If I should stumble
The Man and I have had a
longstanding
grumble about a certain road sign that we see as completely pointless.
It's the one that tells you there's falling rocks. Really, what are we
supposed to do when we
see it? Leave the road? Duck? Come back in a tougher vehicle? The point
is
that, by the time we are on a road where that sign is deemed necessary,
it’s
already too late. We are at risk, either from rocks raining down upon us
or
from obstacles in our path. At best it’s an indication we should keep
our eyes
peeled.
This week at Safe Space we were thinking about stumbling
blocks, which may be defined as ‘an obstacle or
hindrance to progress, belief or understanding’. In the Bible it is used by
Jesus (Matt 18:1-9) and
about Jesus (1 Cor 1:18-25). In the former stumbling blocks are seen as
inevitable, and in the latter Jesus himself is the stumbling
block. Clearly then they are not necessarily bad; conflict in our
ideas is to be expected at times, challenging and ultimately moving us
on.
For example: I have tried to list as many
stumbling blocks I can think of with which I
have wrestled over the past twenty years.
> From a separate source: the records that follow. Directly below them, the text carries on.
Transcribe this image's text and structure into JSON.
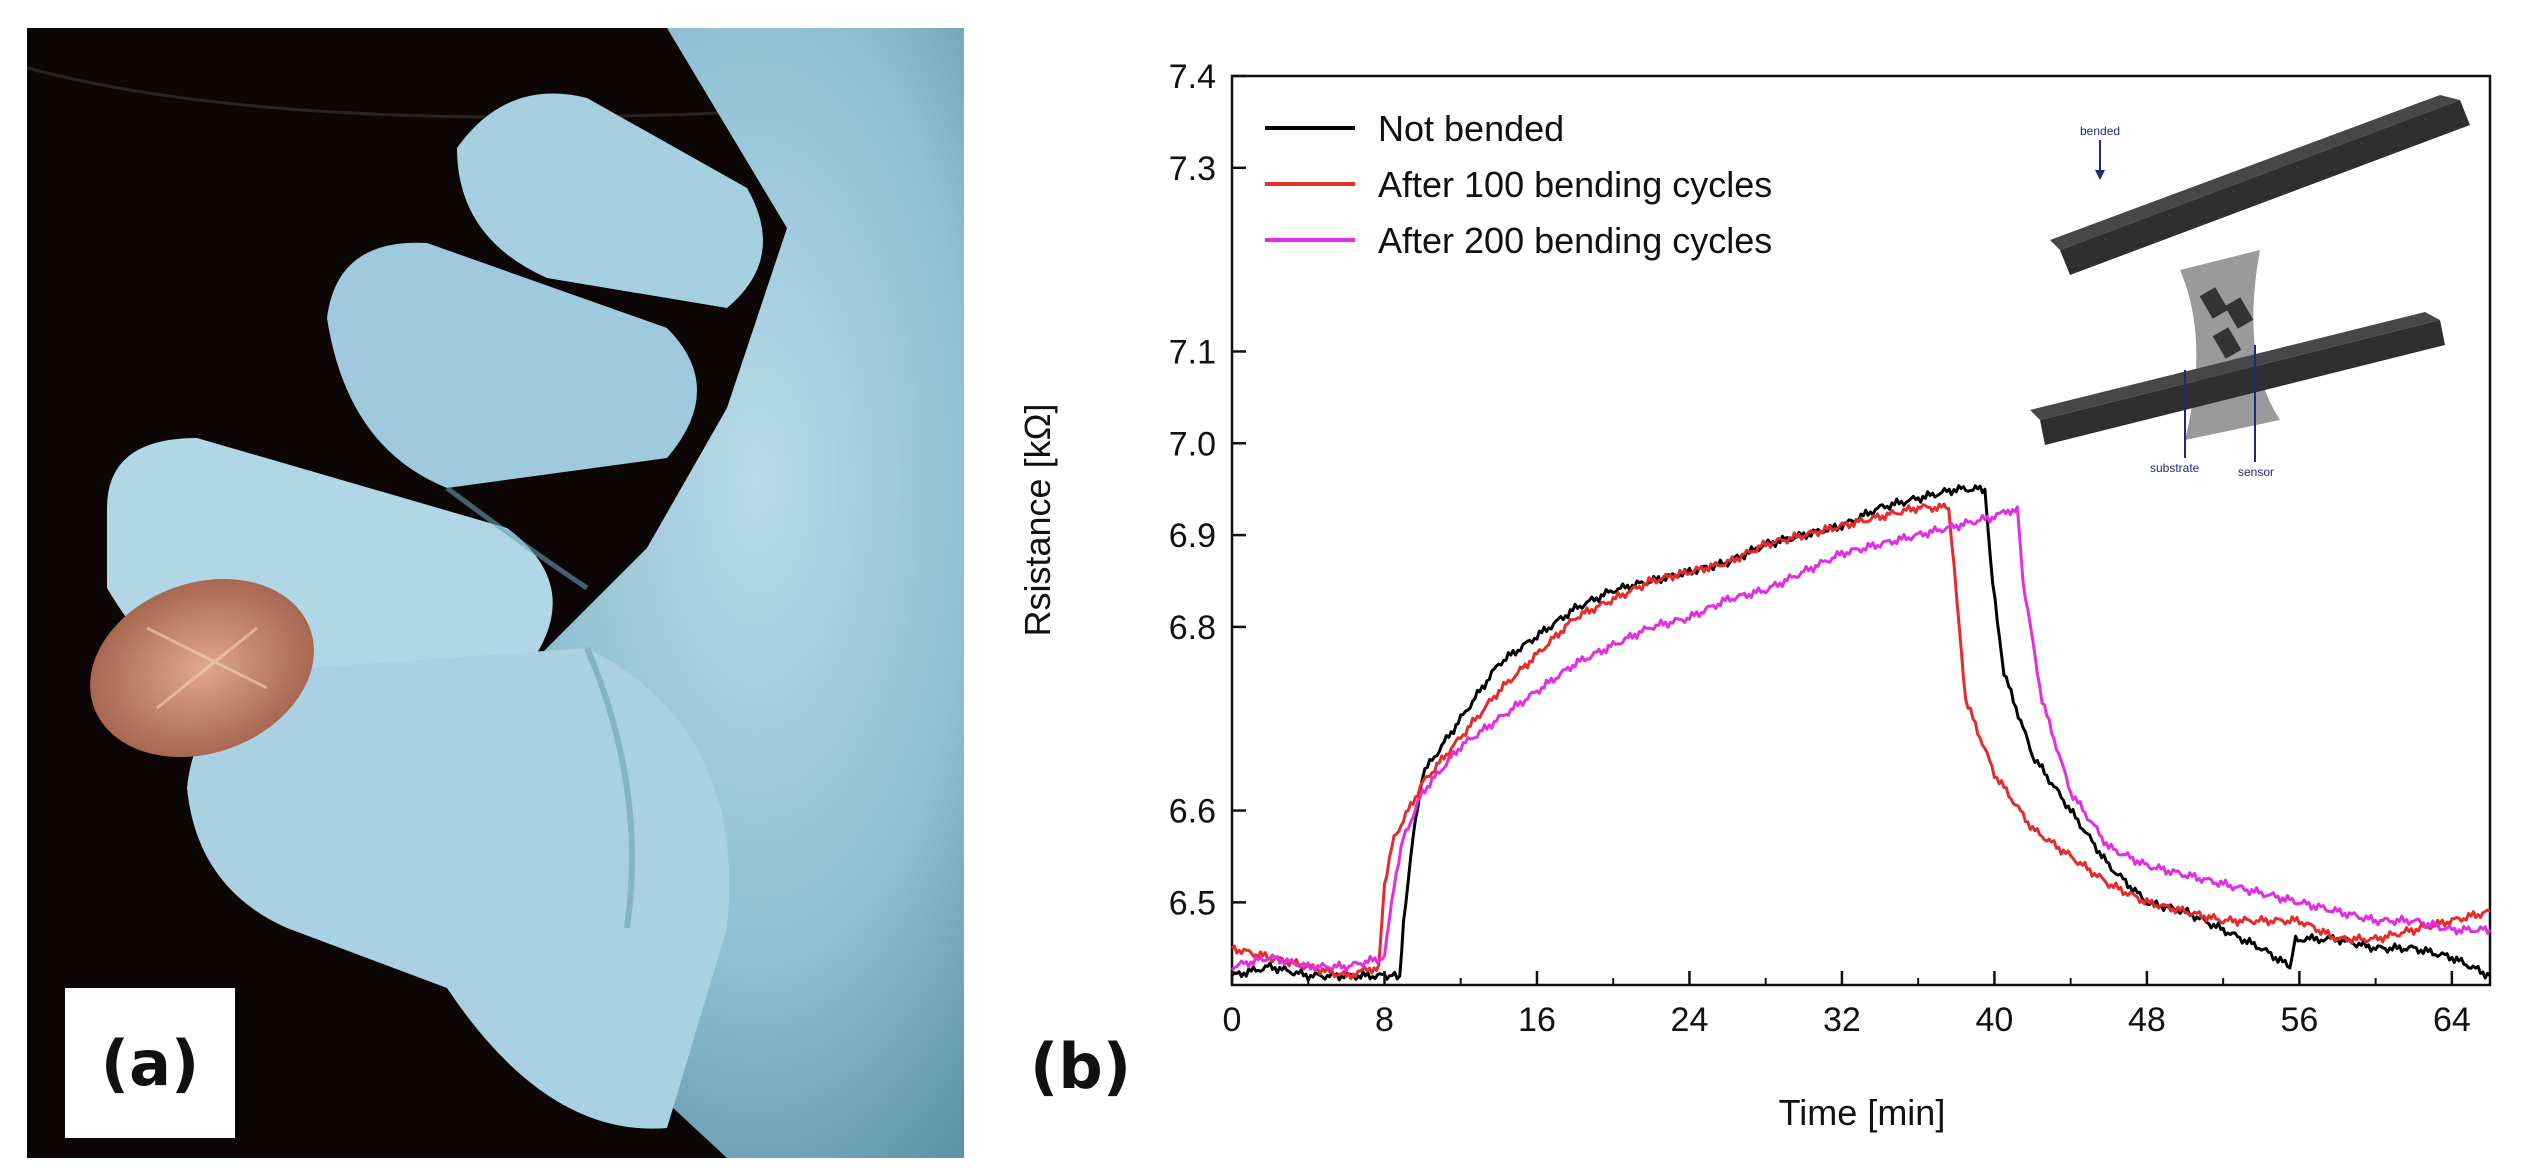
{
  "panel_a": {
    "label": "(a)"
  },
  "panel_b": {
    "label": "(b)"
  },
  "inset": {
    "labels": {
      "bended": "bended",
      "substrate": "substrate",
      "sensor": "sensor"
    }
  },
  "chart_data": {
    "type": "line",
    "title": "",
    "xlabel": "Time [min]",
    "ylabel": "Rsistance [kΩ]",
    "xlim": [
      0,
      66
    ],
    "ylim": [
      6.41,
      7.4
    ],
    "xticks": [
      0,
      8,
      16,
      24,
      32,
      40,
      48,
      56,
      64
    ],
    "yticks": [
      6.5,
      6.6,
      6.8,
      6.9,
      7.0,
      7.1,
      7.3,
      7.4
    ],
    "ytick_labels": [
      "6.5",
      "6.6",
      "6.8",
      "6.9",
      "7.0",
      "7.1",
      "7.3",
      "7.4"
    ],
    "legend_position": "top-left",
    "series": [
      {
        "name": "Not bended",
        "color": "#000000",
        "x": [
          0,
          2,
          4,
          6,
          8,
          8.8,
          9.0,
          9.5,
          10,
          12,
          14,
          16,
          18,
          20,
          22,
          24,
          26,
          28,
          30,
          32,
          34,
          36,
          38,
          39.5,
          39.8,
          40.5,
          42,
          44,
          46,
          48,
          50,
          52,
          54,
          55.5,
          55.8,
          58,
          60,
          62,
          64,
          66
        ],
        "y": [
          6.42,
          6.43,
          6.42,
          6.42,
          6.42,
          6.42,
          6.48,
          6.57,
          6.64,
          6.7,
          6.76,
          6.79,
          6.82,
          6.84,
          6.85,
          6.86,
          6.87,
          6.89,
          6.9,
          6.91,
          6.93,
          6.94,
          6.95,
          6.95,
          6.87,
          6.75,
          6.66,
          6.6,
          6.54,
          6.5,
          6.49,
          6.47,
          6.45,
          6.43,
          6.46,
          6.46,
          6.45,
          6.45,
          6.44,
          6.42
        ]
      },
      {
        "name": "After 100 bending cycles",
        "color": "#e52b2b",
        "x": [
          0,
          2,
          4,
          6,
          7.7,
          8.0,
          8.5,
          10,
          12,
          14,
          16,
          18,
          20,
          22,
          24,
          26,
          28,
          30,
          32,
          34,
          36,
          37.6,
          37.9,
          38.5,
          40,
          42,
          44,
          46,
          48,
          50,
          52,
          54,
          56,
          58,
          60,
          62,
          64,
          66
        ],
        "y": [
          6.45,
          6.44,
          6.43,
          6.42,
          6.43,
          6.52,
          6.57,
          6.63,
          6.68,
          6.73,
          6.77,
          6.81,
          6.83,
          6.85,
          6.86,
          6.87,
          6.89,
          6.9,
          6.91,
          6.92,
          6.93,
          6.93,
          6.86,
          6.72,
          6.64,
          6.58,
          6.55,
          6.52,
          6.5,
          6.49,
          6.48,
          6.48,
          6.48,
          6.46,
          6.46,
          6.47,
          6.48,
          6.49
        ]
      },
      {
        "name": "After 200 bending cycles",
        "color": "#e12ee1",
        "x": [
          0,
          2,
          4,
          6,
          8,
          8.5,
          9.0,
          10,
          12,
          14,
          16,
          18,
          20,
          22,
          24,
          26,
          28,
          30,
          32,
          34,
          36,
          38,
          40,
          41.2,
          41.5,
          42.5,
          44,
          46,
          48,
          50,
          52,
          54,
          56,
          58,
          60,
          62,
          64,
          66
        ],
        "y": [
          6.43,
          6.44,
          6.43,
          6.43,
          6.44,
          6.52,
          6.57,
          6.62,
          6.67,
          6.7,
          6.73,
          6.76,
          6.78,
          6.8,
          6.81,
          6.83,
          6.84,
          6.86,
          6.88,
          6.89,
          6.9,
          6.91,
          6.92,
          6.93,
          6.85,
          6.72,
          6.62,
          6.56,
          6.54,
          6.53,
          6.52,
          6.51,
          6.5,
          6.49,
          6.48,
          6.48,
          6.47,
          6.47
        ]
      }
    ]
  }
}
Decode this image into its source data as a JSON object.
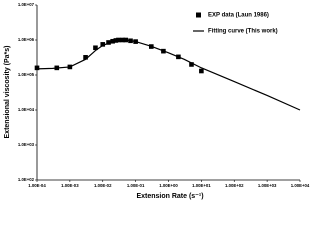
{
  "chart_data": {
    "type": "scatter",
    "x_label": "Extension Rate (s⁻¹)",
    "y_label": "Extensional viscosity (Pa*s)",
    "x_log": true,
    "y_log": true,
    "xlim": [
      0.0001,
      10000
    ],
    "ylim": [
      100,
      10000000
    ],
    "xticks": [
      {
        "value": 0.0001,
        "label": "1.00E-04"
      },
      {
        "value": 0.001,
        "label": "1.00E-03"
      },
      {
        "value": 0.01,
        "label": "1.00E-02"
      },
      {
        "value": 0.1,
        "label": "1.00E-01"
      },
      {
        "value": 1,
        "label": "1.00E+00"
      },
      {
        "value": 10,
        "label": "1.00E+01"
      },
      {
        "value": 100,
        "label": "1.00E+02"
      },
      {
        "value": 1000,
        "label": "1.00E+03"
      },
      {
        "value": 10000,
        "label": "1.00E+04"
      }
    ],
    "yticks": [
      {
        "value": 100,
        "label": "1.0E+02"
      },
      {
        "value": 1000,
        "label": "1.0E+03"
      },
      {
        "value": 10000,
        "label": "1.0E+04"
      },
      {
        "value": 100000,
        "label": "1.0E+05"
      },
      {
        "value": 1000000,
        "label": "1.0E+06"
      },
      {
        "value": 10000000,
        "label": "1.0E+07"
      }
    ],
    "legend_position": "upper right",
    "series": [
      {
        "name": "EXP data (Laun 1986)",
        "color": "#000000",
        "style": "marker",
        "x": [
          0.0001,
          0.0004,
          0.001,
          0.003,
          0.006,
          0.01,
          0.015,
          0.02,
          0.025,
          0.03,
          0.04,
          0.05,
          0.07,
          0.1,
          0.3,
          0.7,
          2,
          5,
          10
        ],
        "values": [
          160000,
          160000,
          170000,
          320000,
          600000,
          750000,
          850000,
          920000,
          970000,
          1000000,
          1000000,
          1000000,
          950000,
          900000,
          650000,
          480000,
          330000,
          200000,
          130000
        ]
      },
      {
        "name": "Fitting curve (This work)",
        "color": "#000000",
        "style": "line",
        "x": [
          0.0001,
          0.0003,
          0.001,
          0.003,
          0.006,
          0.01,
          0.02,
          0.04,
          0.07,
          0.1,
          0.3,
          1,
          3,
          10,
          100,
          1000,
          10000
        ],
        "values": [
          150000,
          155000,
          170000,
          280000,
          500000,
          700000,
          900000,
          1000000,
          960000,
          900000,
          660000,
          430000,
          280000,
          160000,
          65000,
          26000,
          10000
        ]
      }
    ]
  }
}
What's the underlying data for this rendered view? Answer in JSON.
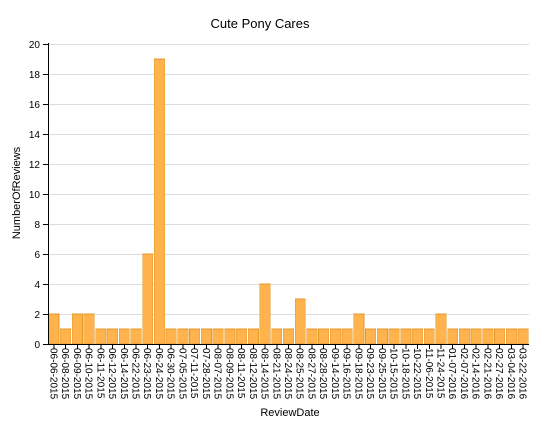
{
  "chart_data": {
    "type": "bar",
    "title": "Cute Pony Cares",
    "xlabel": "ReviewDate",
    "ylabel": "NumberOfReviews",
    "ylim": [
      0,
      20
    ],
    "yticks": [
      0,
      2,
      4,
      6,
      8,
      10,
      12,
      14,
      16,
      18,
      20
    ],
    "grid": true,
    "bar_color": "#ffb34d",
    "categories": [
      "06-06-2015",
      "06-08-2015",
      "06-09-2015",
      "06-10-2015",
      "06-11-2015",
      "06-12-2015",
      "06-14-2015",
      "06-22-2015",
      "06-23-2015",
      "06-24-2015",
      "06-30-2015",
      "07-05-2015",
      "07-11-2015",
      "07-28-2015",
      "08-07-2015",
      "08-09-2015",
      "08-11-2015",
      "08-12-2015",
      "08-14-2015",
      "08-21-2015",
      "08-24-2015",
      "08-25-2015",
      "08-27-2015",
      "08-28-2015",
      "09-14-2015",
      "09-16-2015",
      "09-18-2015",
      "09-23-2015",
      "09-25-2015",
      "10-15-2015",
      "10-18-2015",
      "10-22-2015",
      "11-06-2015",
      "11-24-2015",
      "01-07-2016",
      "02-07-2016",
      "02-14-2016",
      "02-21-2016",
      "02-27-2016",
      "03-04-2016",
      "03-22-2016"
    ],
    "values": [
      2,
      1,
      2,
      2,
      1,
      1,
      1,
      1,
      6,
      19,
      1,
      1,
      1,
      1,
      1,
      1,
      1,
      1,
      4,
      1,
      1,
      3,
      1,
      1,
      1,
      1,
      2,
      1,
      1,
      1,
      1,
      1,
      1,
      2,
      1,
      1,
      1,
      1,
      1,
      1,
      1
    ]
  }
}
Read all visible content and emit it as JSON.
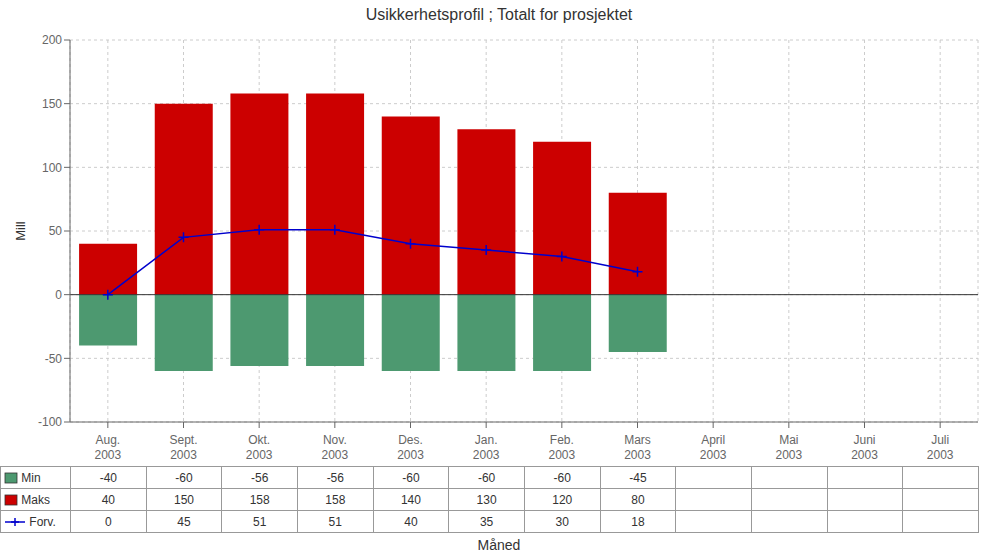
{
  "chart_data": {
    "type": "bar",
    "title": "Usikkerhetsprofil ; Totalt for prosjektet",
    "categories": [
      "Aug.\n2003",
      "Sept.\n2003",
      "Okt.\n2003",
      "Nov.\n2003",
      "Des.\n2003",
      "Jan.\n2003",
      "Feb.\n2003",
      "Mars\n2003",
      "April\n2003",
      "Mai\n2003",
      "Juni\n2003",
      "Juli\n2003"
    ],
    "series": [
      {
        "name": "Min",
        "type": "bar",
        "color": "#4d9970",
        "values": [
          -40,
          -60,
          -56,
          -56,
          -60,
          -60,
          -60,
          -45,
          null,
          null,
          null,
          null
        ]
      },
      {
        "name": "Maks",
        "type": "bar",
        "color": "#cc0000",
        "values": [
          40,
          150,
          158,
          158,
          140,
          130,
          120,
          80,
          null,
          null,
          null,
          null
        ]
      },
      {
        "name": "Forv.",
        "type": "line",
        "color": "#0000cc",
        "marker": "plus",
        "values": [
          0,
          45,
          51,
          51,
          40,
          35,
          30,
          18,
          null,
          null,
          null,
          null
        ]
      }
    ],
    "xlabel": "Måned",
    "ylabel": "Mill",
    "ylim": [
      -100,
      200
    ],
    "yticks": [
      -100,
      -50,
      0,
      50,
      100,
      150,
      200
    ],
    "grid": true,
    "data_labels": true,
    "legend": "bottom"
  }
}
The Church’s attitude to women
The Church’s attitude to sexuality
The Church’s attitude to the sick
The Church’s attitude to race
The doctrine of penal substitution
The Church’s attitude to poverty and wealth
The Church’s attitude to eternal destiny
Leviticus
The Church’s attitude to issues of morality
The Church’s attitude to mission
The Church’s attitude to prayer
Suffering, both personal and global
The Church’s attitude to science
All of Paul’s letters
The Church’s attitude to single people
The Church’s attitude to the Bible.
I know it’s subtle, but you may just be
able to recognise a theme coming through there… And no I’m not talking about
any particular church. Sometimes the block has come through one or two people;
sometimes through a book, or a preacher; sometimes through an all-pervasive
attitude. What scares me is that I am sure no-one set out to become a stumbling
block to me; and so it stands to reason that at times I have been that for
others.
What happens when I feel ‘blocked’?
Sometimes I wrestle, engaging with the subject through reading, discussion and
thought; sometimes I put it on the back burner. Sometimes I pray, and maybe get
angry with God – for not making things clearer to me or, more likely, to
others. The end result is either that I feel drawn towards God, or alienated
from him. Fortunately such alienation has always come round in God’s favour, so
that now I tend to not worry too much – it’ll sort itself out, given time. I
just need to stay receptive to the possibility of that slow shift in a Godward
direction, or occasionally, a Eureka moment. One of the most important things to me in my wrestling is to try to grasp at a God's eye view -
to appreciate how different the perspective of a divine, all-loving
being must be. God doesn't zoom in and out, shifting his attention like
some sort of almighty Google Earth; this God, the God
that can dance through nebulae, and brush each blade of
grass, is in all of it, all of us, simultaneously. The small obstacle
that I view as insurmountable may be just a trivial speck to him; but he
holds me, even as I hold it, and so wrestles along with me.
Stumbling blocks can be huge obstacles; or
they can be small, unseen stones that trip us up and leave us flat on our
faces. I read recently a travel journal, in which the writer visited the
neolithic burial chamber of Gavrinis in France. At the entrance to the passage
tomb there lies a stone embedded in the floor, over which many visitors trip.
The guide shared the theory that this stone is placed deliberately, to force
visitors to this grave to kneel in respect.
Perhaps stumbling blocks could develop in
us a new respect and reverence for the God that sent his own stumbling block,
so that we would not boast of any wisdom we had gained on our own merit.